A number of unusually positive statements from diplomats from the littoral states have suggested that the seemingly intractible dispute is on the verge of being resolved. But if any of the Caspian countries have softened their negotiating positions -- the intransigence of which has resulted in this long dispute -- they aren't telling.
The foreign ministers of the five states -- Azerbaijan, Iran, Kazakhstan, Russia, and Turkmenistan -- met last week in Astana, and Russian Foreign Minister Sergey Lavrov said the sides could reach an agreement in a year.

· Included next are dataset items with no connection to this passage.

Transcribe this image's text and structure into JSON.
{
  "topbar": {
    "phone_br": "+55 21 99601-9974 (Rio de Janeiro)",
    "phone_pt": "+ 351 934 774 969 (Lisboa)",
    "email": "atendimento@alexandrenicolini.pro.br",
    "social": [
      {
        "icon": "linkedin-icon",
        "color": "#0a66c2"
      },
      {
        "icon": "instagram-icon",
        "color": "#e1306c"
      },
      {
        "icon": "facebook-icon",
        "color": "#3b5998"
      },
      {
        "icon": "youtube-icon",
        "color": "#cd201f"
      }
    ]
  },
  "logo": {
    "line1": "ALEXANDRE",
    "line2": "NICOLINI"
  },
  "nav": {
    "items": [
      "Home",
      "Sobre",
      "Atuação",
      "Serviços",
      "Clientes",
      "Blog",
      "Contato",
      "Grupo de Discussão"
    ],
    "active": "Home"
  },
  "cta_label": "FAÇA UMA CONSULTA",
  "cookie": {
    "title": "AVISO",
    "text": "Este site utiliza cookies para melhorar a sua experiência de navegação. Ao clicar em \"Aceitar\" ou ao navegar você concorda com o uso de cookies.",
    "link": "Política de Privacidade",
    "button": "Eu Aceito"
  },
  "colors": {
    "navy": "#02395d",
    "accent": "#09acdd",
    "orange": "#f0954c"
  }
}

"I believe it is absolutely realistic to aim for signing the Convention on the Legal Status of the Caspian Sea in 2017. I think this can be done even in the first half of the year," he said. That enthusiasm was shared by Kazakhstan, whose prime minister, Karim Massimov, tweeted: "Met with foreign ministers of Caspian littoral states. There's hope for prompt completion of talks over Caspian Sea Legal Status Convention."

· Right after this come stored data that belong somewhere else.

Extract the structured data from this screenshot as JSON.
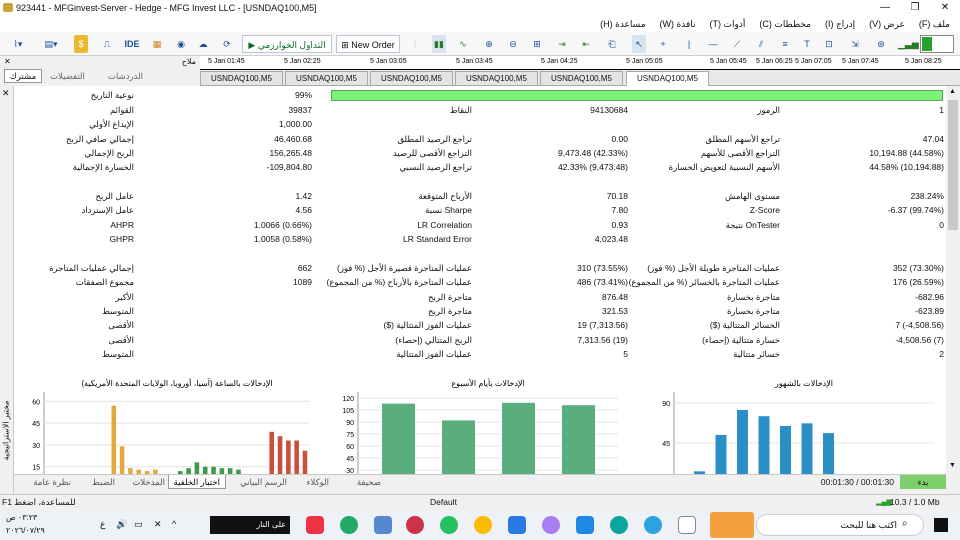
{
  "window": {
    "title": "923441 - MFGinvest-Server - Hedge - MFG Invest LLC - [USNDAQ100,M5]"
  },
  "menu": [
    "ملف (F)",
    "عرض (V)",
    "إدراج (I)",
    "مخططات (C)",
    "أدوات (T)",
    "نافذة (W)",
    "مساعدة (H)"
  ],
  "toolbar": {
    "ide": "IDE",
    "algo": "التداول الخوارزمي",
    "new_order": "New Order"
  },
  "panel": {
    "title": "ملاح",
    "tabs": [
      "الدردشات",
      "التفضيلات",
      "مشترك"
    ]
  },
  "timeline": [
    "5 Jan 01:45",
    "5 Jan 02:25",
    "5 Jan 03:05",
    "5 Jan 03:45",
    "5 Jan 04:25",
    "5 Jan 05:05",
    "5 Jan 05:45",
    "5 Jan 06:25",
    "5 Jan 07:05",
    "5 Jan 07:45",
    "5 Jan 08:25"
  ],
  "chart_tabs": [
    "USNDAQ100,M5",
    "USNDAQ100,M5",
    "USNDAQ100,M5",
    "USNDAQ100,M5",
    "USNDAQ100,M5",
    "USNDAQ100,M5"
  ],
  "report": {
    "history_quality_label": "نوعية التاريخ",
    "history_quality_value": "99%",
    "rows": [
      {
        "l1": "القوائم",
        "v1": "39837",
        "l2": "النقاط",
        "v2": "94130684",
        "l3": "الرموز",
        "v3": "1"
      },
      {
        "l1": "الإيداع الأولي",
        "v1": "1,000.00",
        "l2": "",
        "v2": "",
        "l3": "",
        "v3": ""
      },
      {
        "l1": "إجمالي صافي الربح",
        "v1": "46,460.68",
        "l2": "تراجع الرصيد المطلق",
        "v2": "0.00",
        "l3": "تراجع الأسهم المطلق",
        "v3": "47.04"
      },
      {
        "l1": "الربح الإجمالي",
        "v1": "156,265.48",
        "l2": "التراجع الأقصى للرصيد",
        "v2": "9,473.48 (42.33%)",
        "l3": "التراجع الأقصى للأسهم",
        "v3": "10,194.88 (44.58%)"
      },
      {
        "l1": "الخسارة الإجمالية",
        "v1": "-109,804.80",
        "l2": "تراجع الرصيد النسبي",
        "v2": "42.33% (9,473.48)",
        "l3": "الأسهم النسبية لتعويض الخسارة",
        "v3": "44.58% (10,194.88)"
      },
      {
        "l1": "",
        "v1": "",
        "l2": "",
        "v2": "",
        "l3": "",
        "v3": ""
      },
      {
        "l1": "عامل الربح",
        "v1": "1.42",
        "l2": "الأرباح المتوقعة",
        "v2": "70.18",
        "l3": "مستوى الهامش",
        "v3": "238.24%"
      },
      {
        "l1": "عامل الإسترداد",
        "v1": "4.56",
        "l2": "Sharpe نسبة",
        "v2": "7.80",
        "l3": "Z-Score",
        "v3": "-6.37 (99.74%)"
      },
      {
        "l1": "AHPR",
        "v1": "1.0066 (0.66%)",
        "l2": "LR Correlation",
        "v2": "0.93",
        "l3": "OnTester نتيجة",
        "v3": "0"
      },
      {
        "l1": "GHPR",
        "v1": "1.0058 (0.58%)",
        "l2": "LR Standard Error",
        "v2": "4,023.48",
        "l3": "",
        "v3": ""
      },
      {
        "l1": "",
        "v1": "",
        "l2": "",
        "v2": "",
        "l3": "",
        "v3": ""
      },
      {
        "l1": "إجمالي عمليات المتاجرة",
        "v1": "662",
        "l2": "عمليات المتاجرة قصيرة الأجل (% فوز)",
        "v2": "310 (73.55%)",
        "l3": "عمليات المتاجرة طويلة الأجل (% فوز)",
        "v3": "352 (73.30%)"
      },
      {
        "l1": "مجموع الصفقات",
        "v1": "1089",
        "l2": "عمليات المتاجرة بالأرباح (% من المجموع)",
        "v2": "486 (73.41%)",
        "l3": "عمليات المتاجرة بالخسائر (% من المجموع)",
        "v3": "176 (26.59%)"
      },
      {
        "l1": "الأكبر",
        "v1": "",
        "l2": "متاجرة الربح",
        "v2": "876.48",
        "l3": "متاجرة بخسارة",
        "v3": "-682.96"
      },
      {
        "l1": "المتوسط",
        "v1": "",
        "l2": "متاجرة الربح",
        "v2": "321.53",
        "l3": "متاجرة بخسارة",
        "v3": "-623.89"
      },
      {
        "l1": "الأقصى",
        "v1": "",
        "l2": "عمليات الفوز المتتالية ($)",
        "v2": "19 (7,313.56)",
        "l3": "الخسائر المتتالية ($)",
        "v3": "7 (-4,508.56)"
      },
      {
        "l1": "الأقصى",
        "v1": "",
        "l2": "الربح المتتالي (إحصاء)",
        "v2": "7,313.56 (19)",
        "l3": "خسارة متتالية (إحصاء)",
        "v3": "-4,508.56 (7)"
      },
      {
        "l1": "المتوسط",
        "v1": "",
        "l2": "عمليات الفوز المتتالية",
        "v2": "5",
        "l3": "خسائر متتالية",
        "v3": "2"
      }
    ]
  },
  "chart_data": [
    {
      "type": "bar",
      "title": "الإدخالات بالساعة (آسيا، أوروبا، الولايات المتحدة الأمريكية)",
      "yticks": [
        60,
        45,
        30,
        15
      ],
      "ylim": [
        10,
        65
      ],
      "series": [
        {
          "color": "#d4a020",
          "values": [
            0,
            0,
            0,
            0,
            0,
            0,
            0,
            0,
            57,
            28,
            0,
            0,
            0,
            0,
            0,
            0,
            0,
            0,
            0,
            0,
            0,
            0,
            0,
            0,
            0,
            0,
            0,
            0,
            0,
            0,
            0,
            0
          ]
        },
        {
          "color": "#2e8b3c",
          "values": [
            0,
            0,
            0,
            0,
            0,
            0,
            0,
            0,
            0,
            0,
            0,
            0,
            0,
            0,
            0,
            0,
            0,
            0,
            0,
            14,
            13,
            0,
            0,
            0,
            0,
            0,
            0,
            0,
            0,
            0,
            0,
            0
          ]
        },
        {
          "color": "#c8503c",
          "values": [
            0,
            0,
            0,
            0,
            0,
            0,
            0,
            0,
            0,
            0,
            0,
            0,
            0,
            0,
            0,
            0,
            0,
            0,
            0,
            0,
            0,
            0,
            0,
            0,
            0,
            0,
            0,
            0,
            0,
            0,
            0,
            0
          ]
        }
      ],
      "bars": [
        {
          "x": 8,
          "v": 57,
          "c": "#e3a93a"
        },
        {
          "x": 9,
          "v": 29,
          "c": "#e3a93a"
        },
        {
          "x": 10,
          "v": 14,
          "c": "#e3a93a"
        },
        {
          "x": 11,
          "v": 13,
          "c": "#e3a93a"
        },
        {
          "x": 12,
          "v": 12,
          "c": "#e3a93a"
        },
        {
          "x": 13,
          "v": 13,
          "c": "#e3a93a"
        },
        {
          "x": 16,
          "v": 12,
          "c": "#3c9a4a"
        },
        {
          "x": 17,
          "v": 14,
          "c": "#3c9a4a"
        },
        {
          "x": 18,
          "v": 18,
          "c": "#3c9a4a"
        },
        {
          "x": 19,
          "v": 15,
          "c": "#3c9a4a"
        },
        {
          "x": 20,
          "v": 15,
          "c": "#3c9a4a"
        },
        {
          "x": 21,
          "v": 14,
          "c": "#3c9a4a"
        },
        {
          "x": 22,
          "v": 14,
          "c": "#3c9a4a"
        },
        {
          "x": 23,
          "v": 13,
          "c": "#3c9a4a"
        },
        {
          "x": 27,
          "v": 39,
          "c": "#c8503c"
        },
        {
          "x": 28,
          "v": 36,
          "c": "#c8503c"
        },
        {
          "x": 29,
          "v": 33,
          "c": "#c8503c"
        },
        {
          "x": 30,
          "v": 33,
          "c": "#c8503c"
        },
        {
          "x": 31,
          "v": 26,
          "c": "#c8503c"
        }
      ]
    },
    {
      "type": "bar",
      "title": "الإدخالات بأيام الأسبوع",
      "yticks": [
        120,
        105,
        90,
        75,
        60,
        45,
        30
      ],
      "ylim": [
        25,
        125
      ],
      "color": "#5aae7e",
      "values": [
        113,
        92,
        114,
        111
      ]
    },
    {
      "type": "bar",
      "title": "الإدخالات بالشهور",
      "yticks": [
        90,
        45
      ],
      "ylim": [
        10,
        100
      ],
      "color": "#2a8fc4",
      "values": [
        13,
        54,
        82,
        75,
        64,
        67,
        56
      ]
    }
  ],
  "bottom_tabs": [
    "نظرة عامة",
    "الضبط",
    "المدخلات",
    "اختبار الخلفية",
    "الرسم البياني",
    "الوكلاء",
    "صحيفة"
  ],
  "tester": {
    "timer": "00:01:30 / 00:01:30",
    "start": "بدء"
  },
  "status": {
    "help": "F1 للمساعدة، اضغط",
    "profile": "Default",
    "speed": "10.3 / 1.0 Mb"
  },
  "side_label": "مختبر الاستراتيجية",
  "taskbar": {
    "search": "اكتب هنا للبحث",
    "time": "٠٣:٢٣ ص",
    "date": "٢٠٢٦/٠٧/٢٩",
    "weather": "على النار"
  }
}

But what has changed? While Azerbaijan, Kazakhstan, and Russia have more or less agreed on the principles of dividing up the sea, Iran and Turkmenistan have held out. Iran insists that each state get an equal portion of the sea, i.e. 20 percent, while the method that the other states favor would give each state an amount related to the length of their various coastlines, which would give Iran just 13 percent. Turkmenistan, meanwhile, contests an oil and gas field that Azerbaijan also claims.
This confusion has led to a number of near-clashes along the disputed portions of the sea, and to the delay of a potential pipeline across the Caspian sending Turkmenistan's gas to Azerbaijan and on to Europe, another potential flashpoint between Russia and the West.
The Bug Pit surveyed several foreign policy experts on the various Caspian countries and none were aware of any movement on those fundamental disagreements. "It may be that, in private talk, they [the Turkmenistanis] promised Lavrov that they might come to party but there is no evidence for this." said Luca Aneschi, a lecturer on Central Asian studies at the University of Glasgow. "I don't really see how this deal can be concluded."
Nevertheless, Azerbaijan and Iran also have expressed their confidence. After a previous meeting of the Caspian working group of deputy prime ministers in March, Iran's representative Ibrahim Rahimpour said that "preconditions for finally resolving the Caspian status issue in the near future" now exist. And that was echoed by his Azerbaijani counterpart Khalaf Khalafov. "We will finalize coordination of outstanding issues pertaining to the status of the Caspian Sea within a short time," he said.
But after the Astana meeting, Rahimpour said that 13 percent is "small" and that it the Caspian should be divided up “based on equality principle."
So what's up? Given the very closed nature of all of these states, it's not surprising that it's this unclear. But all of these statements don't really add up. Maybe by the first half of next year we'll find out more.